Currently, there are some patents (U.S. Pat. Nos. 5,595,974, 5,869,044, 6,106,830, 6,399,576, 6,416,717; Eur. Pat. Nos: 0984279, 0826374, 0750912, 0719791) and investigation reports relating to the use of batroxobin that is extracted and prepared only from the snake venom in treating many clinical indications, such as myocardial infarction, senile dementia, stroke, sudden deafness and the like. No researches are reported about the animal tests and clinical investigation of the recombinant batroxobin. The batroxobin biologically extracted from the snake venom is mainly obtained from the venom of Bothrops moojeni, Bothrops atrox. However, the content is low and it is difficult to obtain the starting material and the purified natural batroxobin. Generally, there are a few of snake toxins and many unknown impurities retained in the final product. This raises the potential risk for clinical use. The theoretical molecular weight of the highly purified natural batroxobin should also be 25.6 kDa. However, in fact, the actual molecular weight are 37-43 kDa because the protein has experienced a glycosylation modification when it is secreted and expressed in the cells of poison gland of the viper. The alteration of molecular weight may result from the degree of glycosylation modification or the loss of the sugar chain due to different purification processes, and the like. Since the source of the starting material, i.e., the snake venom, is influenced by the scale of the cultivated snakes and the change of four seasons, it is difficult to control the quality of natural batroxobin extracted and prepared from the snake venom and the specific activity thereof is very unstable.

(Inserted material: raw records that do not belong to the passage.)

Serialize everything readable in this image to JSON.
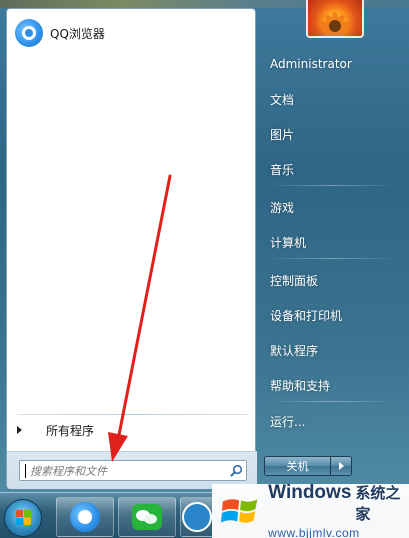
{
  "start_menu": {
    "pinned_app": {
      "label": "QQ浏览器",
      "icon": "qq-browser-icon"
    },
    "all_programs_label": "所有程序",
    "search": {
      "placeholder": "搜索程序和文件",
      "icon": "search-icon"
    }
  },
  "right_panel": {
    "user_name": "Administrator",
    "items": [
      {
        "label": "文档"
      },
      {
        "label": "图片"
      },
      {
        "label": "音乐"
      },
      {
        "label": "游戏"
      },
      {
        "label": "计算机"
      },
      {
        "label": "控制面板"
      },
      {
        "label": "设备和打印机"
      },
      {
        "label": "默认程序"
      },
      {
        "label": "帮助和支持"
      },
      {
        "label": "运行..."
      }
    ],
    "shutdown_label": "关机"
  },
  "taskbar": {
    "items": [
      "start-orb",
      "qq-browser-icon",
      "wechat-icon",
      "app-icon"
    ]
  },
  "watermark": {
    "brand": "Windows",
    "brand_cn": "系统之家",
    "url": "www.bjjmlv.com"
  },
  "colors": {
    "annotation_arrow": "#e0201b",
    "menu_left_bg": "#ffffff",
    "watermark_text": "#1f3a5e"
  }
}
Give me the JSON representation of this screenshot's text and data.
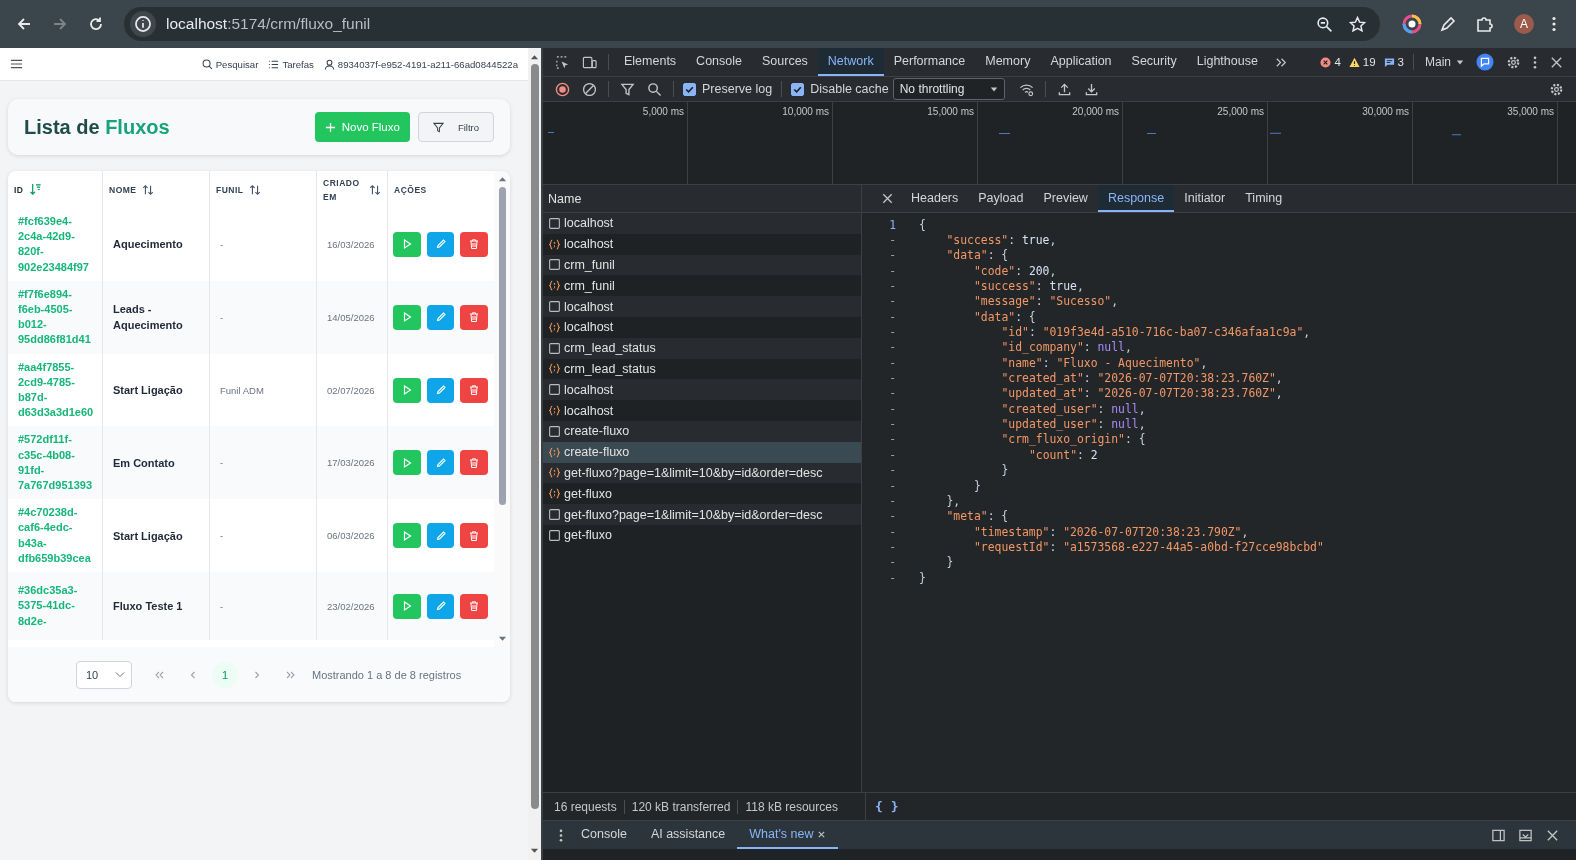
{
  "browser": {
    "url_host": "localhost",
    "url_rest": ":5174/crm/fluxo_funil",
    "forward_disabled": true,
    "avatar": "A"
  },
  "app_header": {
    "links": [
      {
        "kind": "search",
        "label": "Pesquisar"
      },
      {
        "kind": "tasks",
        "label": "Tarefas"
      },
      {
        "kind": "user",
        "label": "8934037f-e952-4191-a211-66ad0844522a"
      }
    ]
  },
  "page_title": {
    "lead": "Lista de",
    "accent": "Fluxos"
  },
  "actions": [
    {
      "kind": "primary",
      "label": "Novo Fluxo"
    },
    {
      "kind": "filter",
      "label": "Filtro"
    }
  ],
  "table": {
    "columns": [
      {
        "label": "ID",
        "sortable": true,
        "sorted": true
      },
      {
        "label": "NOME",
        "sortable": true,
        "sorted": false
      },
      {
        "label": "FUNIL",
        "sortable": true,
        "sorted": false
      },
      {
        "label": "CRIADO EM",
        "sortable": true,
        "sorted": false
      },
      {
        "label": "AÇÕES",
        "sortable": false,
        "sorted": false
      }
    ],
    "rows": [
      {
        "id": "#fcf639e4-2c4a-42d9-820f-902e23484f97",
        "name": "Aquecimento",
        "funil": "-",
        "created": "16/03/2026"
      },
      {
        "id": "#f7f6e894-f6eb-4505-b012-95dd86f81d41",
        "name": "Leads - Aquecimento",
        "funil": "-",
        "created": "14/05/2026"
      },
      {
        "id": "#aa4f7855-2cd9-4785-b87d-d63d3a3d1e60",
        "name": "Start Ligação",
        "funil": "Funil ADM",
        "created": "02/07/2026"
      },
      {
        "id": "#572df11f-c35c-4b08-91fd-7a767d951393",
        "name": "Em Contato",
        "funil": "-",
        "created": "17/03/2026"
      },
      {
        "id": "#4c70238d-caf6-4edc-b43a-dfb659b39cea",
        "name": "Start Ligação",
        "funil": "-",
        "created": "06/03/2026"
      },
      {
        "id": "#36dc35a3-5375-41dc-8d2e-",
        "name": "Fluxo Teste 1",
        "funil": "-",
        "created": "23/02/2026"
      }
    ]
  },
  "pagination": {
    "page_size": "10",
    "pages": [
      {
        "label": "1",
        "selected": true
      }
    ],
    "summary": "Mostrando 1 a 8 de 8 registros"
  },
  "devtools": {
    "tabs": [
      {
        "label": "Elements",
        "selected": false
      },
      {
        "label": "Console",
        "selected": false
      },
      {
        "label": "Sources",
        "selected": false
      },
      {
        "label": "Network",
        "selected": true
      },
      {
        "label": "Performance",
        "selected": false
      },
      {
        "label": "Memory",
        "selected": false
      },
      {
        "label": "Application",
        "selected": false
      },
      {
        "label": "Security",
        "selected": false
      },
      {
        "label": "Lighthouse",
        "selected": false
      }
    ],
    "errors": "4",
    "warnings": "19",
    "messages": "3",
    "context": "Main",
    "preserve_log": {
      "label": "Preserve log",
      "checked": true
    },
    "disable_cache": {
      "label": "Disable cache",
      "checked": true
    },
    "throttling": "No throttling",
    "timeline_ticks": [
      "5,000 ms",
      "10,000 ms",
      "15,000 ms",
      "20,000 ms",
      "25,000 ms",
      "30,000 ms",
      "35,000 ms"
    ],
    "name_header": "Name",
    "requests": [
      {
        "name": "localhost",
        "kind": "doc",
        "selected": false
      },
      {
        "name": "localhost",
        "kind": "fetch",
        "selected": false
      },
      {
        "name": "crm_funil",
        "kind": "doc",
        "selected": false
      },
      {
        "name": "crm_funil",
        "kind": "fetch",
        "selected": false
      },
      {
        "name": "localhost",
        "kind": "doc",
        "selected": false
      },
      {
        "name": "localhost",
        "kind": "fetch",
        "selected": false
      },
      {
        "name": "crm_lead_status",
        "kind": "doc",
        "selected": false
      },
      {
        "name": "crm_lead_status",
        "kind": "fetch",
        "selected": false
      },
      {
        "name": "localhost",
        "kind": "doc",
        "selected": false
      },
      {
        "name": "localhost",
        "kind": "fetch",
        "selected": false
      },
      {
        "name": "create-fluxo",
        "kind": "doc",
        "selected": false
      },
      {
        "name": "create-fluxo",
        "kind": "fetch",
        "selected": true
      },
      {
        "name": "get-fluxo?page=1&limit=10&by=id&order=desc",
        "kind": "fetch",
        "selected": false
      },
      {
        "name": "get-fluxo",
        "kind": "fetch",
        "selected": false
      },
      {
        "name": "get-fluxo?page=1&limit=10&by=id&order=desc",
        "kind": "doc",
        "selected": false
      },
      {
        "name": "get-fluxo",
        "kind": "doc",
        "selected": false
      }
    ],
    "detail_tabs": [
      {
        "label": "Headers",
        "selected": false
      },
      {
        "label": "Payload",
        "selected": false
      },
      {
        "label": "Preview",
        "selected": false
      },
      {
        "label": "Response",
        "selected": true
      },
      {
        "label": "Initiator",
        "selected": false
      },
      {
        "label": "Timing",
        "selected": false
      }
    ],
    "response": [
      {
        "gutter": "1",
        "tokens": [
          {
            "kind": "punct",
            "text": "{"
          }
        ],
        "children": [
          {
            "gutter": "-",
            "tokens": [
              {
                "kind": "key",
                "text": "\"success\""
              },
              {
                "kind": "punct",
                "text": ": "
              },
              {
                "kind": "literal",
                "text": "true"
              },
              {
                "kind": "punct",
                "text": ","
              }
            ]
          },
          {
            "gutter": "-",
            "tokens": [
              {
                "kind": "key",
                "text": "\"data\""
              },
              {
                "kind": "punct",
                "text": ": {"
              }
            ],
            "children": [
              {
                "gutter": "-",
                "tokens": [
                  {
                    "kind": "key",
                    "text": "\"code\""
                  },
                  {
                    "kind": "punct",
                    "text": ": "
                  },
                  {
                    "kind": "literal",
                    "text": "200"
                  },
                  {
                    "kind": "punct",
                    "text": ","
                  }
                ]
              },
              {
                "gutter": "-",
                "tokens": [
                  {
                    "kind": "key",
                    "text": "\"success\""
                  },
                  {
                    "kind": "punct",
                    "text": ": "
                  },
                  {
                    "kind": "literal",
                    "text": "true"
                  },
                  {
                    "kind": "punct",
                    "text": ","
                  }
                ]
              },
              {
                "gutter": "-",
                "tokens": [
                  {
                    "kind": "key",
                    "text": "\"message\""
                  },
                  {
                    "kind": "punct",
                    "text": ": "
                  },
                  {
                    "kind": "string",
                    "text": "\"Sucesso\""
                  },
                  {
                    "kind": "punct",
                    "text": ","
                  }
                ]
              },
              {
                "gutter": "-",
                "tokens": [
                  {
                    "kind": "key",
                    "text": "\"data\""
                  },
                  {
                    "kind": "punct",
                    "text": ": {"
                  }
                ],
                "children": [
                  {
                    "gutter": "-",
                    "tokens": [
                      {
                        "kind": "key",
                        "text": "\"id\""
                      },
                      {
                        "kind": "punct",
                        "text": ": "
                      },
                      {
                        "kind": "string",
                        "text": "\"019f3e4d-a510-716c-ba07-c346afaa1c9a\""
                      },
                      {
                        "kind": "punct",
                        "text": ","
                      }
                    ]
                  },
                  {
                    "gutter": "-",
                    "tokens": [
                      {
                        "kind": "key",
                        "text": "\"id_company\""
                      },
                      {
                        "kind": "punct",
                        "text": ": "
                      },
                      {
                        "kind": "null",
                        "text": "null"
                      },
                      {
                        "kind": "punct",
                        "text": ","
                      }
                    ]
                  },
                  {
                    "gutter": "-",
                    "tokens": [
                      {
                        "kind": "key",
                        "text": "\"name\""
                      },
                      {
                        "kind": "punct",
                        "text": ": "
                      },
                      {
                        "kind": "string",
                        "text": "\"Fluxo - Aquecimento\""
                      },
                      {
                        "kind": "punct",
                        "text": ","
                      }
                    ]
                  },
                  {
                    "gutter": "-",
                    "tokens": [
                      {
                        "kind": "key",
                        "text": "\"created_at\""
                      },
                      {
                        "kind": "punct",
                        "text": ": "
                      },
                      {
                        "kind": "string",
                        "text": "\"2026-07-07T20:38:23.760Z\""
                      },
                      {
                        "kind": "punct",
                        "text": ","
                      }
                    ]
                  },
                  {
                    "gutter": "-",
                    "tokens": [
                      {
                        "kind": "key",
                        "text": "\"updated_at\""
                      },
                      {
                        "kind": "punct",
                        "text": ": "
                      },
                      {
                        "kind": "string",
                        "text": "\"2026-07-07T20:38:23.760Z\""
                      },
                      {
                        "kind": "punct",
                        "text": ","
                      }
                    ]
                  },
                  {
                    "gutter": "-",
                    "tokens": [
                      {
                        "kind": "key",
                        "text": "\"created_user\""
                      },
                      {
                        "kind": "punct",
                        "text": ": "
                      },
                      {
                        "kind": "null",
                        "text": "null"
                      },
                      {
                        "kind": "punct",
                        "text": ","
                      }
                    ]
                  },
                  {
                    "gutter": "-",
                    "tokens": [
                      {
                        "kind": "key",
                        "text": "\"updated_user\""
                      },
                      {
                        "kind": "punct",
                        "text": ": "
                      },
                      {
                        "kind": "null",
                        "text": "null"
                      },
                      {
                        "kind": "punct",
                        "text": ","
                      }
                    ]
                  },
                  {
                    "gutter": "-",
                    "tokens": [
                      {
                        "kind": "key",
                        "text": "\"crm_fluxo_origin\""
                      },
                      {
                        "kind": "punct",
                        "text": ": {"
                      }
                    ],
                    "children": [
                      {
                        "gutter": "-",
                        "tokens": [
                          {
                            "kind": "key",
                            "text": "\"count\""
                          },
                          {
                            "kind": "punct",
                            "text": ": "
                          },
                          {
                            "kind": "literal",
                            "text": "2"
                          }
                        ]
                      }
                    ]
                  },
                  {
                    "gutter": "-",
                    "tokens": [
                      {
                        "kind": "punct",
                        "text": "}"
                      }
                    ]
                  }
                ]
              },
              {
                "gutter": "-",
                "tokens": [
                  {
                    "kind": "punct",
                    "text": "}"
                  }
                ]
              }
            ]
          },
          {
            "gutter": "-",
            "tokens": [
              {
                "kind": "punct",
                "text": "},"
              }
            ]
          },
          {
            "gutter": "-",
            "tokens": [
              {
                "kind": "key",
                "text": "\"meta\""
              },
              {
                "kind": "punct",
                "text": ": {"
              }
            ],
            "children": [
              {
                "gutter": "-",
                "tokens": [
                  {
                    "kind": "key",
                    "text": "\"timestamp\""
                  },
                  {
                    "kind": "punct",
                    "text": ": "
                  },
                  {
                    "kind": "string",
                    "text": "\"2026-07-07T20:38:23.790Z\""
                  },
                  {
                    "kind": "punct",
                    "text": ","
                  }
                ]
              },
              {
                "gutter": "-",
                "tokens": [
                  {
                    "kind": "key",
                    "text": "\"requestId\""
                  },
                  {
                    "kind": "punct",
                    "text": ": "
                  },
                  {
                    "kind": "string",
                    "text": "\"a1573568-e227-44a5-a0bd-f27cce98bcbd\""
                  }
                ]
              }
            ]
          },
          {
            "gutter": "-",
            "tokens": [
              {
                "kind": "punct",
                "text": "}"
              }
            ]
          }
        ]
      },
      {
        "gutter": "-",
        "tokens": [
          {
            "kind": "punct",
            "text": "}"
          }
        ]
      }
    ],
    "status": [
      "16 requests",
      "120 kB transferred",
      "118 kB resources"
    ],
    "format_button": "{ }",
    "drawer_tabs": [
      {
        "label": "Console",
        "selected": false,
        "closable": false
      },
      {
        "label": "AI assistance",
        "selected": false,
        "closable": false
      },
      {
        "label": "What's new",
        "selected": true,
        "closable": true
      }
    ]
  }
}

The molecular biology study on batroxobin, a protein obtained from the snake venom, advanced slowly until in 1987 and 1988, the investigators in Japan finished the sequencing work for the cDNA and genomic DNA of batroxobin gene. In 1991, the investigators in Fujisawa Pharmaceutical (Japan) used a fusion expression system in E. coli to express the component as inclusion body via the gene recombinant method. And then they obtained batroxobin, which they claimed had a biological activity, by electrophoresis and cleaving the fusion protein with thrombin and they filed an patent application (Pat. No. JP2124092, 1990). It is always technically difficult to produce the protein enriched in disulfide bonds via the genetic engineering means, especially for the serine proteolytic enzymes containing many pairs of disulfide bond. This is because the disulfide bonds may mismatch in high rate and the products obtained in prokaryotic expression system are almost in the form of inclusion bodies. Although the Fujisawa Pharmaceutical Co., Ltd in Japan reported that the target protein having activity could be obtained via denaturing and re-naturing the inclusion body, the specific activity of the protein is low and the reproducibility is poor. And until now it is not found that the recombinant batroxobin product of that company has been produced and marketed.
Therefore, there still is an urgent need in the art to provide a recombinant batroxobin product with high activity, the production of which is not limited by the seasons or the production scale is readily controlled, and which has a high rate in the correct matching of the disulfide bond.